それにしても実物の刀って中々見ないからあれも奪いたいね。雛菊にとっては、大事なものらしいから。そういうのを奪うのが一番いいよね。
雛菊は、色んな経験はしてきてるみたい。
その年の割には結構悲惨な事も経験し、周りに対する警戒心も強いみたい。それでも私に対して警戒心を持たないのは――私がそれだけ演技が出来ているからだろう。
私ってば基本的に常にそういう演技をしてきたからね?
そして国を崩すほどに、当たり前みたいに不自然さをなくして行動し続けた実績もある。雛菊はまだまだ若い。
本当に世の中には、私のように人を絶望させることを楽しんでいる存在がいるなんて思ってもいないようだ。
「優しい人ばかりで安心したわ。それに雛菊さんと仲良くなれたのもうれしいわ」
――私はアイ。
先の国家崩壊の出来事により、家と家族を失った。それでも生きていくためにこの街までやってきた少女。
うん、私が起こした傾国の乙女ムーブを行った影響で家族を亡くした存在も多いんだよね。孤児も多いし。だからこそ、私のような存在も多い。
それが良かったと言えるだろう。私のような存在を不信に思う存在はいない。
「私もアイさんと仲良くなれて嬉しいわ。アイさんはこの街に来たばかりでしょう? どうやって過ごすのかしら?」
「私は……そうですね。酒場で働くか、商業ギルドから仕事を斡旋してもらうかにするつもりです」
日本での教育の賜物というべきか、私は商業ギルドで働けるだけの計算能力を持っている。この世界の人々は文字が読めないものや計算が出来ない者は多いからね。
私が『魔人』としてではなくて、ただの人としてこの世界に生きていたのならば、商業チートでもやっていたかもしれない。
まぁ、私はあくまでダンジョンマスターだから人を絶望させるだけだけど。
一番、目の前の和風少女をどうにかしたいんだよねー。というか、今すぐでも絶望させたくてうずうずしているの!! 迅と仲良しなのもなんだか嫌だしね。
だからどうにかしたいんだよね。まぁ、我慢するけどさー。もうちょっと楽しく絶望させたいし。
結局、酒場にはいかなかった。だって酒場だと迅が街にやってきた時に会うかもしれないしさー。そういうわけで私は商業ギルドの斡旋で、お店で働くことにした。ちなみに迅が来なさそうな小さなお店にした。
迅が来なさそうな雰囲気。
というか、自分が『魔人』なことを自覚しているから街に出ているとはいえ、そこまで人と関わろうとしていないしね。

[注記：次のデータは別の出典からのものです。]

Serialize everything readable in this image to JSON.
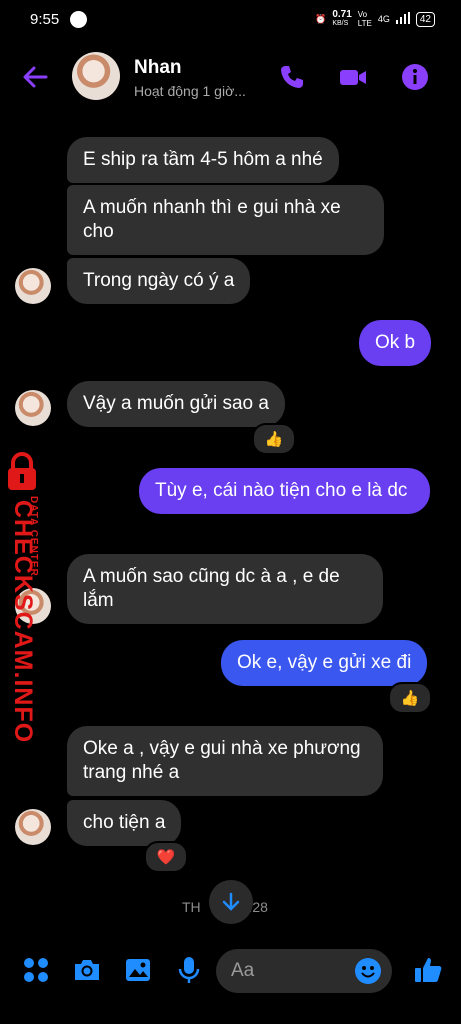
{
  "status_bar": {
    "time": "9:55",
    "speed": "0.71",
    "speed_unit": "KB/S",
    "vo": "Vo",
    "lte": "LTE",
    "network": "4G",
    "battery": "42"
  },
  "header": {
    "contact_name": "Nhan",
    "activity": "Hoạt động 1 giờ..."
  },
  "messages": [
    {
      "dir": "in",
      "text": "E ship ra tầm 4-5 hôm a nhé"
    },
    {
      "dir": "in",
      "text": "A muốn nhanh thì e gui nhà xe cho"
    },
    {
      "dir": "in",
      "text": "Trong ngày có ý a"
    },
    {
      "dir": "out",
      "text": "Ok b"
    },
    {
      "dir": "in",
      "text": "Vậy a muốn gửi sao a",
      "reaction": "👍"
    },
    {
      "dir": "out",
      "text": "Tùy e, cái nào tiện cho e là dc"
    },
    {
      "dir": "in",
      "text": "A muốn sao cũng dc à a , e de lắm"
    },
    {
      "dir": "out",
      "text": "Ok e, vậy e gửi xe đi",
      "reaction": "👍"
    },
    {
      "dir": "in",
      "text": "Oke a , vậy e gui nhà xe phương trang nhé a"
    },
    {
      "dir": "in",
      "text": "cho tiện a",
      "reaction": "❤️"
    }
  ],
  "timestamp_left": "TH",
  "timestamp_right": "9:28",
  "composer": {
    "placeholder": "Aa"
  },
  "watermark": {
    "brand": "CHECKSCAM.INFO",
    "tag": "DATA CENTER"
  },
  "colors": {
    "accent": "#8a3ffc",
    "outgoing_purple": "#6a3ff2",
    "outgoing_blue": "#3a58f0",
    "incoming": "#303030",
    "composer_icon": "#1f8cff"
  }
}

和風少女と関わっているのは日本人を思い起こしたからだろうね。
私がいるのにね?
私の方が日本人なのにね?
うん、面白くない。
「アイ、とても計算がはやくて助かっているよ。君ならもっと良い条件で働けそうだが」
「私、少し人見知りが激しいのです。こういう所で働く方が落ち着きます」
そう言って微笑めば、顔を赤くする男性。
うん、チョロいね。
元から私はチョロい感じに惚れられると嫌だったけどさー。迅のことを好きだと気づいてから、余計に私はそれがちょっとんーってなる。まぁ、私は惚れさせて遊ぶのは大好きだからいいんだけど。
そういえば、和風少女と迅は、仲よくしているみたいだよ。
和風少女が迅と仲良くできて嬉しいって態度で嫌かなってなる。はやく絶望させてあげたいな。そのすました顔が、絶望に染まったらきっと楽しい。そして私は楽しくて、邪魔者も排除できる。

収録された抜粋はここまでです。